A Review of Millennium Falcon: Smugglers Run in Disneyland California
You can be as cynical as you like, but walking through Los Angeles' Disneyland Park to experience its Star Wars: Galaxy’s Edge land is a thrilling experience. There are different layers to this feeling of intense anticipation. The first is the rather huge question of whether Millennium Falcon: Smugglers Run, an interactive virtual reality ride that has you in the cockpit of the famous star-ship, can possibly live up to the hype - or perhaps, justify much it cost to build (the 14-acre Galaxy’s Edge land as a whole came in a a cool $1 billion).

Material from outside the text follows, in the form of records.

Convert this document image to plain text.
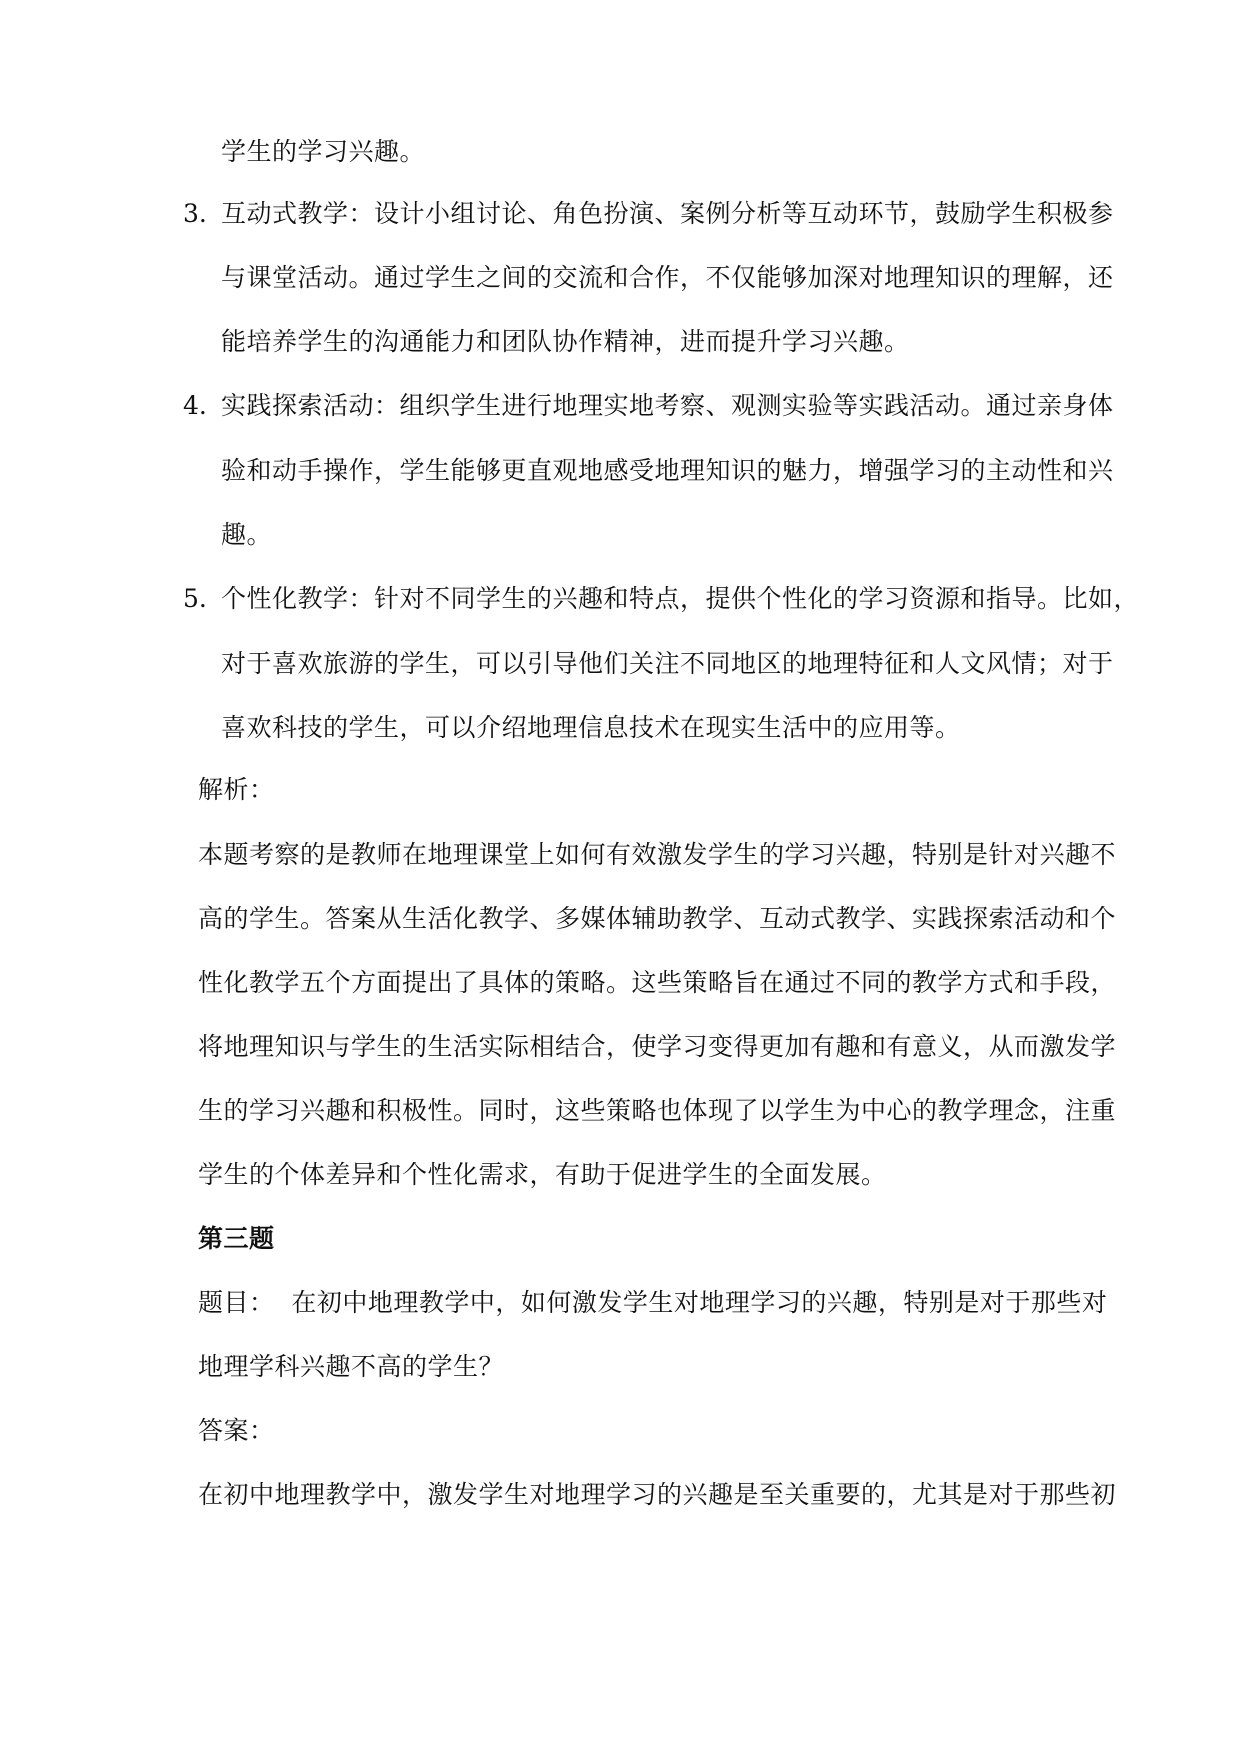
学生的学习兴趣。
3. 互动式教学：设计小组讨论、角色扮演、案例分析等互动环节，鼓励学生积极参
与课堂活动。通过学生之间的交流和合作，不仅能够加深对地理知识的理解，还
能培养学生的沟通能力和团队协作精神，进而提升学习兴趣。
4. 实践探索活动：组织学生进行地理实地考察、观测实验等实践活动。通过亲身体
验和动手操作，学生能够更直观地感受地理知识的魅力，增强学习的主动性和兴
趣。
5. 个性化教学：针对不同学生的兴趣和特点，提供个性化的学习资源和指导。比如，
对于喜欢旅游的学生，可以引导他们关注不同地区的地理特征和人文风情；对于
喜欢科技的学生，可以介绍地理信息技术在现实生活中的应用等。
解析：
本题考察的是教师在地理课堂上如何有效激发学生的学习兴趣，特别是针对兴趣不
高的学生。答案从生活化教学、多媒体辅助教学、互动式教学、实践探索活动和个
性化教学五个方面提出了具体的策略。这些策略旨在通过不同的教学方式和手段，
将地理知识与学生的生活实际相结合，使学习变得更加有趣和有意义，从而激发学
生的学习兴趣和积极性。同时，这些策略也体现了以学生为中心的教学理念，注重
学生的个体差异和个性化需求，有助于促进学生的全面发展。
第三题
题目：  在初中地理教学中，如何激发学生对地理学习的兴趣，特别是对于那些对
地理学科兴趣不高的学生？
答案：
在初中地理教学中，激发学生对地理学习的兴趣是至关重要的，尤其是对于那些初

The second is the realisation that whatever you feel about the Disney machine, they do what they do extraordinarily well – every detail of the park as whole and of Galaxy’s Edge in particular, from the decor to the characters and their total absorption in their roles – make this a theme park like no other.
‘Star Wars: Galaxy’s Edge is a billion-dollar wonder, from the wandering Stormtroopers to the food and drink (blue milk or Endorian Tip-Yip – chicken, mash and gravy – anyone?) and the obligatory merchandise. Who can resist the fuggly, white-furred charms of a Wampa ice creature to take home with them?’
Entering Galaxy’s Edge and seeing the life-size model of the Millennium Falcon truly does take your breath away, and I’m not even an ardent Star Wars fan – I leave that to my husband and three sons. We had to wait 50 minutes for our turn to ride it, and given all the furore surrounding it, it seems likely that you’ll be lucky if you ever have to queue for less (at the time of writing, there was no Fast Pass cover for this ride) – at least if you want to go in as a group of family or friends wanting to ride together, rather than joining the single-rider line.
Is it worth it? That’s for you to find out for yourself, but our ‘crew’ of six (as you board, you’re told whether you’re pilot, an engineer or gunner) had a blast (excuse the pun) as we roared through hyperspace, dodging asteroids and alien craft and trying to take out the enemy during our smuggling mission –the exact duration of which differs depending on your piloting and fighting skills, but generally seems to last around six to 12 minutes. The fact that we were basically inside a giant and very expensive video game didn't detract from the excitement.
Star Wars: Galaxy’s Edge land – a re-creation of Planet Baatu, location of a Black Spire outpost – is a billion-dollar wonder, from the wandering Stormtroopers to the food and drink (blue milk or Endorian Tip-Yip – chicken, mash and gravy – anyone?) and the obligatory merchandise (who can resist the fuggly, white-furred charms of a Wampa ice creature to take home with them?). Even the bins have been styled to look like droids!
I visited after the opening of the land's first phase. Star Wars: Galaxy’s Edge is now fully open – including Star Wars: Rise of the Resistance, a ride that put you in the middle of a climactic battle between the First Order and the Resistance – in both Disneyland California and Walt Disney World Resort Orlando in Florida.